It’s one thing to be near something, and quite another to know it’s there. Every day there are thousands, maybe millions of things that let us pass them by, never bothering to make their presence known. And then, a letter from a cousin: “I have chipped nail polish on my toes. The other day I was taking the pause that refreshes in the ladies room and leaned over to have a closer look at those
chips and bashed my head on the double-decker heavy duty toilet paper dispenser, which made the whole four cubicle interconnected structure shudder and
clang. Chuckling about it later I imagined a concussion report description of incident. I'm fine.”
Even as I chuckled in sympathy, my fingers wandered curiously to the little lump to the left of my nose, just at the tip of the eyebrow. At the risk of worrying various other relatives, I do suspect that this tendency for post-bending-down tragedy syndrome runs in the family. There’s the little lump, right where I last felt it, under my left eyebrow, a lingering reminder of the time when my back got so sore that I took it for a bone scan. I was in the bathroom at the lab, trying to hurry, and I put my purse on the floor. Wouldn’t you know it? Some time in the few seconds between the moment when I sat down and the moment when I reached down to retrieve my purse, somebody sneaked in and installed a grab bar at exactly the correct position to create a resounding crash with my passing eyebrow. It was a perfect hit, a spot-on connect. It had that satisfying smack I’ve occasionally heard while standing near someone who managed to get a golf shot just right. I was fine. I am fine, so I’m always a bit surprised to find that little lump. I truly did expect it to eventually go away.
That little lump took the place of a previous lump, not so big, the mark of another incident just a few years ago, one that taught me how it feels to cross certain boundaries in life. That lump came innocently enough, the product of laziness rather than intention. I had opened the lower cupboard door to retrieve a plant pot. Intent on a planting mission, I did not stop to close it. I would close it later, no need to bother right now. You guessed it! I forgot that I had left it open and so, when I bent to feed the dog, my eyebrow and the top of the door collided. There was a nice bruise by the next day.

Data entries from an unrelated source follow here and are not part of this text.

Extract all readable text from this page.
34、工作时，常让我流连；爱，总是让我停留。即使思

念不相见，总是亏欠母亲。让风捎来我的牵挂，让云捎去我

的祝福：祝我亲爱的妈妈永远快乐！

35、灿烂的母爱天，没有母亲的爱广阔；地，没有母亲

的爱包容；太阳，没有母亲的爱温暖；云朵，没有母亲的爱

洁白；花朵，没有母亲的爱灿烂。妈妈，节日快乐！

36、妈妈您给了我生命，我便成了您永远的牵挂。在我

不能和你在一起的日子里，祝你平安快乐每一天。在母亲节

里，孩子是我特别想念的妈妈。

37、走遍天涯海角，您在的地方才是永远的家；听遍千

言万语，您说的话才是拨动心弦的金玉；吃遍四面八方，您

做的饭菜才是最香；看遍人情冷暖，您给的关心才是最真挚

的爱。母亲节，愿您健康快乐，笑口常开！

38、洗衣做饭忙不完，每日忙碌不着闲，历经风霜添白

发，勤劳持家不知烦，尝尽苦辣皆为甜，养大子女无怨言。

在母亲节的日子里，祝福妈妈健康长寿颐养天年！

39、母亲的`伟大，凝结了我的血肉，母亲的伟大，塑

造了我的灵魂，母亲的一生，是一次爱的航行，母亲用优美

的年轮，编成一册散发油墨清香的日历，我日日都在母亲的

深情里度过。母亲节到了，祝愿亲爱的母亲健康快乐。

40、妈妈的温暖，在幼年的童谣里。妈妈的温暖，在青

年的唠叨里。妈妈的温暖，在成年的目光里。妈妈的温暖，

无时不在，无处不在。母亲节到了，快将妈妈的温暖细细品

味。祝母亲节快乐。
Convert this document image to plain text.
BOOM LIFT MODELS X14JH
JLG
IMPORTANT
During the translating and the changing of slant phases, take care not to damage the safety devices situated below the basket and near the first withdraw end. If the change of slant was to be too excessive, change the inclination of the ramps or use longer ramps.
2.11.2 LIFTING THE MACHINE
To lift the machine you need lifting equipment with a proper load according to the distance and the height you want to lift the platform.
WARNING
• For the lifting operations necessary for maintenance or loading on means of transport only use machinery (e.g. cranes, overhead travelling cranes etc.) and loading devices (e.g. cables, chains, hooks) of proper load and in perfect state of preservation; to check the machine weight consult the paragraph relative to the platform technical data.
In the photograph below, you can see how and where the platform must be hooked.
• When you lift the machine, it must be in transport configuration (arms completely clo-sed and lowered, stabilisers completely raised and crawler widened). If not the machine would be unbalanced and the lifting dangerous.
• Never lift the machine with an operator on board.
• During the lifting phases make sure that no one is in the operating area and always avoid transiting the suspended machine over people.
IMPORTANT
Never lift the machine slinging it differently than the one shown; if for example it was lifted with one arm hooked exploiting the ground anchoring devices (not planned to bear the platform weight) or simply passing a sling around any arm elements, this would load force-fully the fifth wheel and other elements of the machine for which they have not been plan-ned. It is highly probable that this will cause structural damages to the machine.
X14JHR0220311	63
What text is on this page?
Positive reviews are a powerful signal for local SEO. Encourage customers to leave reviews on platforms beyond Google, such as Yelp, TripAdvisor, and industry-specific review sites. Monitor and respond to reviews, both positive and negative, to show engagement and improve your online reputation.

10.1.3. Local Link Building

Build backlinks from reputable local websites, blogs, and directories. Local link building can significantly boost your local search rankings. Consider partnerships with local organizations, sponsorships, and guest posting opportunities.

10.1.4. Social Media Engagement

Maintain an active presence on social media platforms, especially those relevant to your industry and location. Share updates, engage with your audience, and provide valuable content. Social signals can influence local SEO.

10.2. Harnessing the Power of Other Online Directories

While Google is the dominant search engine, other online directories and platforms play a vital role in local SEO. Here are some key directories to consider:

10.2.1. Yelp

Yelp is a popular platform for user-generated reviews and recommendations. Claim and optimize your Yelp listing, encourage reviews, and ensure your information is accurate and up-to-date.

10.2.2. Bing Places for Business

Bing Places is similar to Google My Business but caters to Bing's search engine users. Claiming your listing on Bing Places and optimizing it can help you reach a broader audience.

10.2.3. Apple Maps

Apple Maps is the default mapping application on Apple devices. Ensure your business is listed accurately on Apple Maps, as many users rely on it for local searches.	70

It was the bruise, rather than the knock, that taught me what it means to be near to something without really being aware of it. A bruise is more prominent than a little lump. It stands out. People notice.
Our journey to work takes us through the inner city, along the sidewalks frequented by hurrying commuters in business attire, and neighbourhood frequenters with lives we seldom imagine. To say we interact with the inhabitants of this life would be an overstatement. We shout a cheery greeting to regular corner-dwellers, shrug off panhandlers. We smile at people we meet on the sidewalk. We hurry a little when sharp, angry threatening voices shout obscenities at each other across the line of advancing traffic. It’s a rough world. We know that. We know it the way we know there must be a toilet paper dispenser, or a cupboard door open because we opened it. We know it, know it without being aware of it.
I am not specifically aware of my bruised eye on the sunny afternoon when David and I stroll arm in arm--he in a suit, I in a dress—stroll arm in arm on our way home from work. Toward us come three men of indeterminant age, maybe homeless, maybe not; maybe sober, maybe not; three cheery fellows who have noticed us, perhaps for the first time.
“Hey,” says one to my gentle, suited David, “your woman’s got a shiner.”
“Oh,” croon his companions, “did you hit your woman? DID YOUUUUUUUUUUUUU hit your woman?????????”
Time stops. Everything is still. There’s a perfectly good explanation, I want to say. I left the cupboard door open and then, stupidly, bent down and hit my eye on it, is what I want to say. They have asked a question. Really, I ought to answer.
But they are not listening. Without intention we have made their day, brought them to a point of jubilation. They are thrilled, exhilarated to accuse a man in a suit of a shameful crime. There is no interest in conversation. This will be a time when we will not have the last word.
There are many things people fear about the inner city, getting mugged, being robbed, encounters with scary strangers. We are aware of these on our daily commute, a little cautious perhaps, though no more cautious than in other neighbourhoods. Still, we never knew, though it was certainly there, that among the dwellers along those streets flows a current of hopeful waiting, waiting for their turn at superiority—waiting for us to fail.
And we never knew—though certainly it was there—that we had been feeling superior to them.